DiPaulo changed other, more intimate behavior patterns. For the longest time, he could never hug his boys. Perhaps it was the distant relationship he'd had with his own father, or maybe it was his own machismo, but he'd always been the type of guy who drove to the school, opened the door and that was that. One day, though, he parked his car and walked into Marco's class. When the boy saw him, he wrapped his arms around his father and squeezed.
Marco had tried that in the past, but diPaulo had always pushed him away. "Boys don't do that," he'd said. But this time, diPaulo reached down and hugged his son.
Every father has a journey, Trinidad Sanchez Jr. believes. As often as not, it begins in the footsteps of his own father.
"We all have our fathers inside of us," he says.
Sanchez is a poet, social worker and, at 59, the father of a nine-year-old stepdaughter. He's also coordinator of the Rocky Mountain SER Head Start fatherhood program, where he helps dads become better parents by becoming involved in their children's education early on.
"The earlier the better," he says.
Sanchez is from Michigan, the ninth of ten children. By the time he was born, his eldest brother had entered the Navy and his father was 45 years old. As a boy, Sanchez often wondered if his dad had "run out of hugs," because Trinidad Sr. never showed him much affection. He was either working twelve-hour days in his pool hall to pay the bills or crafting poems late into the night on a manual typewriter.
His father had emotion in him, Sanchez says. It came out in the poems about the women in his life, holidays and everyday observations. But he waited until Sanchez left home at nineteen before showing such feelings for the boy who shared his name. In a poem titled "To Trino," Sanchez's father wrote:
When you feel lonesome and blue,
Count all the stars in the sky.
It is the times, we think of you
Since the day you said, "Good-Bye."
When you see the moon so bright
Or feel the touch of the breeze,
Ask the moon every night
Or the wind, for our kiss
Don't fear the storm, in the brink
Or the high winds in the night.
It is Papa, who took a drink
And wanted to hug you tight.
Twenty years passed before Sanchez recognized what his father was trying to tell him. By then, Trinidad Sr. had been dead for nearly two decades and his namesake was becoming a poet himself, exploring his life as a Chicano. One night, after he was fired from a social-service job working with inmates and had engaged in a heavy session of boozing, Sanchez reread his dad's poem, particularly the last line: "And wanted to hug you tight."
His father was trying to apologize. To explain. To comfort his son in a way he never had. Inspired, Sanchez wrote his own poem, "For Papa."
"In it," he remembers, "for the first time, I told my dad, 'I love you.'"
Sanchez joined a men's support group and continued his work with young offenders and inmates, particularly in Latino and African-American communities. In workshops and prisons alike, a theme was emerging: Many men, especially incarcerated men, had troubled relationships with their fathers.

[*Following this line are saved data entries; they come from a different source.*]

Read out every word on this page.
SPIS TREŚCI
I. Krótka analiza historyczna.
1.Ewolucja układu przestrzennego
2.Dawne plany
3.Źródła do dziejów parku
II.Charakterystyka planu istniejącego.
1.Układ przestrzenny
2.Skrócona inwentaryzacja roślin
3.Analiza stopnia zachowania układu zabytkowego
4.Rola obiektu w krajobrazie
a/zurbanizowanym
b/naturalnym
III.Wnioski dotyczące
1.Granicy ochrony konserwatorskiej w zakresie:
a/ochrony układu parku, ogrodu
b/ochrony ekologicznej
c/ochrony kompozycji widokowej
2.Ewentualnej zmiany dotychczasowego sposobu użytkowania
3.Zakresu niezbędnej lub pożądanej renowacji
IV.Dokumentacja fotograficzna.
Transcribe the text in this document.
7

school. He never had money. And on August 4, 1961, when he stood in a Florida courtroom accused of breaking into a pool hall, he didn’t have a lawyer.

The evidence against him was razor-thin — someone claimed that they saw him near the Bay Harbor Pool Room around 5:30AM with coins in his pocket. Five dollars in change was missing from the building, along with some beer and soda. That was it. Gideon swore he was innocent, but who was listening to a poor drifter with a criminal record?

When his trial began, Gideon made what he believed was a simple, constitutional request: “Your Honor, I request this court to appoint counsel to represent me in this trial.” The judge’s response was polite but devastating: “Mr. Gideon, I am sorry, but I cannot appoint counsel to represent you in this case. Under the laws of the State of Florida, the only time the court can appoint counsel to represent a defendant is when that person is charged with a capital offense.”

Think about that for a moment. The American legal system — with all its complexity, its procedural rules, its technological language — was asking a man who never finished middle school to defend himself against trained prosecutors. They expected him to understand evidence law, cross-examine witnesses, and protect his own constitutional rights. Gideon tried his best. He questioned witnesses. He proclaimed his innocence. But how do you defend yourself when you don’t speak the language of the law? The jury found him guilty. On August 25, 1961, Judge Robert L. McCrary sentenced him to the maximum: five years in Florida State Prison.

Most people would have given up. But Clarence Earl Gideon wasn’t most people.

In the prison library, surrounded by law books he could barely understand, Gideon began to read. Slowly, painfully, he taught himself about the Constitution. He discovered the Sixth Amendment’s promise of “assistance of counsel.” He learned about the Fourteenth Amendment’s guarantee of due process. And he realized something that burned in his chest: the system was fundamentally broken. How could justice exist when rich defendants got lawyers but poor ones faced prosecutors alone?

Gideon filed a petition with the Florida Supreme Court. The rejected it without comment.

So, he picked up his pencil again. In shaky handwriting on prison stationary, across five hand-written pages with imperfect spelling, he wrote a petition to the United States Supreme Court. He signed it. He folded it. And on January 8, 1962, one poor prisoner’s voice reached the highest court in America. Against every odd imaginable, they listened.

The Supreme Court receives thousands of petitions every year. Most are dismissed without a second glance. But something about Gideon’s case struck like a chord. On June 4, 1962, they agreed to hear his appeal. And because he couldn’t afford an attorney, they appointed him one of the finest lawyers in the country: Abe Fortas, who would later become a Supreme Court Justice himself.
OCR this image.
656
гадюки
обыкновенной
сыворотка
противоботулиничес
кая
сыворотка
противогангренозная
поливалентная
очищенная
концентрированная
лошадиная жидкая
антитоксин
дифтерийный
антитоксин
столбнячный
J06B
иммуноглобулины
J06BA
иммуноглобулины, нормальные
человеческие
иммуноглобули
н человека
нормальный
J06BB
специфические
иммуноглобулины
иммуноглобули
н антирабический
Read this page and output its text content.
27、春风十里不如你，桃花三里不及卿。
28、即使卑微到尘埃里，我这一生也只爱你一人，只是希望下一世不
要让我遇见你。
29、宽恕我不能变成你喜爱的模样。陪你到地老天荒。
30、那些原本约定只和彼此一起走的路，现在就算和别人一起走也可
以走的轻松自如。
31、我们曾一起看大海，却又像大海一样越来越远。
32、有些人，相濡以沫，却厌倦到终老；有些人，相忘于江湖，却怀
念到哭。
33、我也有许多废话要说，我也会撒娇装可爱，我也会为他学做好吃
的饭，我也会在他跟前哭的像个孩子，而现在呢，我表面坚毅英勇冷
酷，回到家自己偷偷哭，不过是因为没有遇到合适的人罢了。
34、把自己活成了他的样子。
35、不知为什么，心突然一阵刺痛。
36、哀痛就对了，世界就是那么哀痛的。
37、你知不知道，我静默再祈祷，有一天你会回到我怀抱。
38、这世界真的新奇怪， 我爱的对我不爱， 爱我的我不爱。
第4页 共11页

Working as a creative-writing teacher in San Antonio, Sanchez encouraged his high school students to write about their dads. One boy scrawled a single sentence, then bolted from the room. Sanchez picked up the paper and read: "God damn mother fucking child molester."
And he thought, "That's the poem."
In the late '90s, Sanchez moved to Denver and took a community-outreach job with Family Star's Montessori and early Head Start program. And there, after working more intensively with parents, he decided to use poetry to help men become better fathers.
At first the men bristled. But once they got going, the words flowed. They cut through layers and broke down barriers, helping "release anger held inside for so long," one wrote. "To open doors that had been closed," offered another.
"A man doesn't have to be afraid to write something to another man," observed a third.
"Today," a participant wrote, "I learned how to use the love word without being ashamed."
The poetry workshops can be painful at times, Sanchez says. But they are also liberating, healing and joyful. Combined with more traditional fatherhood lessons, which Sanchez also administers, the writing helps men connect with their families in a way that he did with his own dad.